Oggi vorremmo proporre la lettura di un libro quanto mai interessante sul welfare: «Tra l’incudine e il martello. Regioni e nuovi rischi sociali in tempo di crisi» Riformare il welfare in tempi di crisi non è una sfida facile. Dare risposte concrete ai bisogni crescenti dei cittadini, con risorse decrescenti (i colpi di accetta sono arrivati a ridurre della metà le risorse degli enti locali), sembra quasi una missione impossibile. Eppure, le regioni e gli enti locali sono stati capaci, nonostante i vincoli imponenti, di sperimentare nuove forme e nuovi modelli organizzativi di protezione sociale, rivisitando e riaggiustando il “vecchio” stato sociale.
Il volume edito da Il Mulino mette a confronto cinque regioni italiane (Emilia-Romagna, Piemonte, Lombardia, Toscana e Puglia) e le loro specifiche risposte ai nuovi rischi sociali: la non-autosufficienza degli anziani; l’integrazione degli immigrati e dei loro nuclei familiari; la conciliazione tra famiglia e lavoro; la perdita del lavoro in assenza di requisiti adeguati per accedere alle tutele tradizionali; i bisogni mutevoli di assistenza sanitaria; la povertà in aumento nonostante il lavoro.
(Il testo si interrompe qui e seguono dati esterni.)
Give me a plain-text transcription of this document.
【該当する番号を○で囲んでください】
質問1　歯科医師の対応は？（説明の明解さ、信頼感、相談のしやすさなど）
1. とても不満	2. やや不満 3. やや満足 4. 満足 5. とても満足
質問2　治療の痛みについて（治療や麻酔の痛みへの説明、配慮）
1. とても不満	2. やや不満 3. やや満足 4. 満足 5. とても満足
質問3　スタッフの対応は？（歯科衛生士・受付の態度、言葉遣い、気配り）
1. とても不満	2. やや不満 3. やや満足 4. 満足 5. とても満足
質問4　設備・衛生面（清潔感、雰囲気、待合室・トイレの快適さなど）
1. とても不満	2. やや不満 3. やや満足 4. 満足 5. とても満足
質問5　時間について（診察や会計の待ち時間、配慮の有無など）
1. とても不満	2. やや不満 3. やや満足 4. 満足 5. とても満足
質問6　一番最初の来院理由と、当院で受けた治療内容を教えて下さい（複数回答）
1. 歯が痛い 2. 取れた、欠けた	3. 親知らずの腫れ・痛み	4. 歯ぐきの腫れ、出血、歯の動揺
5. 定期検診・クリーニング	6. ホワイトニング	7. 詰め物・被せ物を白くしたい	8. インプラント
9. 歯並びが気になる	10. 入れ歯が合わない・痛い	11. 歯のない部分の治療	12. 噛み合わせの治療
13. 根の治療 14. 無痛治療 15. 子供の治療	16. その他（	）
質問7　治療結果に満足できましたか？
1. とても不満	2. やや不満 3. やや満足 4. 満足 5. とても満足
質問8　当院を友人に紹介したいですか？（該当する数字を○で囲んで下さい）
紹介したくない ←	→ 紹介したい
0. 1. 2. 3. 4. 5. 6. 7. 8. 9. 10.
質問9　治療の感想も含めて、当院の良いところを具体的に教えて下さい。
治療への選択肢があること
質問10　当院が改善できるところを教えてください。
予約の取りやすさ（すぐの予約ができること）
Tra difficoltà, opportunità e sforzi congiunti di pubblico e privato, le regioni stanno affrontando una partita cruciale, su cui si giocherà il futuro delle istituzioni del welfare e quindi, e soprattutto, del nostro paese.
Se le sfide cambiano e il contesto pure, innovare non è una scelta. E’ un obbligo. Ecco due esempi, riportati da “La Stampa”:
- Sfida n.1. L’alleanza con la generazione pivot. In tempi difficili, sono soprattutto gli adulti attivi quelli a cui si può chiedere aiuto, schiacciati a mo’ di sandwich tra la responsabilità di assistere la generazione successiva (figli e nipoti) e quella precedente. Nel paese più vecchio d’Europa, gli ultra-ottantenni (5,8% contro il 4,7% come media europea) «pesano» sul bilancio pubblico 6 volte di più di chi ha fino a 50 anni (3000 euro pro-capite contro 500). I welfare locali sono dunque stati rimaneggiati e riaggiustati con un mix di risposte che vanno dal tutto pubblico al tutto privato, ma che tendono in ogni caso alla de-istituzionalizzazione della cura e quindi richiedono una alleanza con la generazione di mezzo: dagli assegni di cura all’assistenza domiciliare sovvenzionata, dai centri diurni alle case di riposo con rimborso pubblico parziale o totale, dal sostegno per le badanti alla promozione delle «badanti di condominio», dalle polizze sanitarie alla banca delle ore come benefici integrativi del welfare aziendale.
- Sfida n.2. Il cambiamento dei modelli organizzativi. La rete dei servizi è stata completamente ridisegnata nei territori. Come gli aeroporti, le strutture ospedaliere sono delle reti con al centro ospedali più grandi e altamente specializzati e intorno piccoli presidi per degenze ordinarie e a ciclo breve. Senza troppi traumi, a detta di alcuni. «La gente normalmente non va a comprarsi le scarpe nel paesino piccolo dove dovrebbe essere chiuso l’ospedale, se le va a comprare nel grande centro urbano… si figuri se non va ad usufruire dei servizi sanitari nella grande città… non è che dice “le scarpe me le vado a comprare in città mentre la craniotomia mela voglio fare sotto casa”…». E i nuovi ospedali sono strutture ad alta intensità di cura dove i pazienti non viaggiano in barella tra un reparto all’altro, sono i medici che si spostano. Ci sono poi le Case della salute h24, che mettono insieme cure primarie e prestazioni specialistiche, evitando agli utenti una processione infinita tra i vari pezzi del sistema. Tutto cucito insieme da finanziamenti che solo per il 61% sono pubblici, mentre il restante 39% sono privati (tra contratti outdoor per i fornitori e compartecipazione dei cittadini). Il discorso sul welfare ha dunque bisogno di un nuovo repertorio di soluzioni, di un nuovo lessico e di un rapporto virtuoso tra pubblico e privato. «Thinking out of the box», dicono gli anglo-sassoni: «pensare fuori dalla scatola», sfuggire dagli schemi triti e ritriti del passato o dalla lamentela perenne rimpiangendo ciò che non ci sarà più. Gli enti locali ci stanno provando, seppure tra mille difficoltà e un disagio sociale sempre più mordente. Con la furia smisurata del burocrate di strada che sul territorio non molla la presa. E la risposta dal basso all’asfissia del centro, che spicca ancora di più in tempi di stallo e di ristagno istituzionale come quelli di oggi.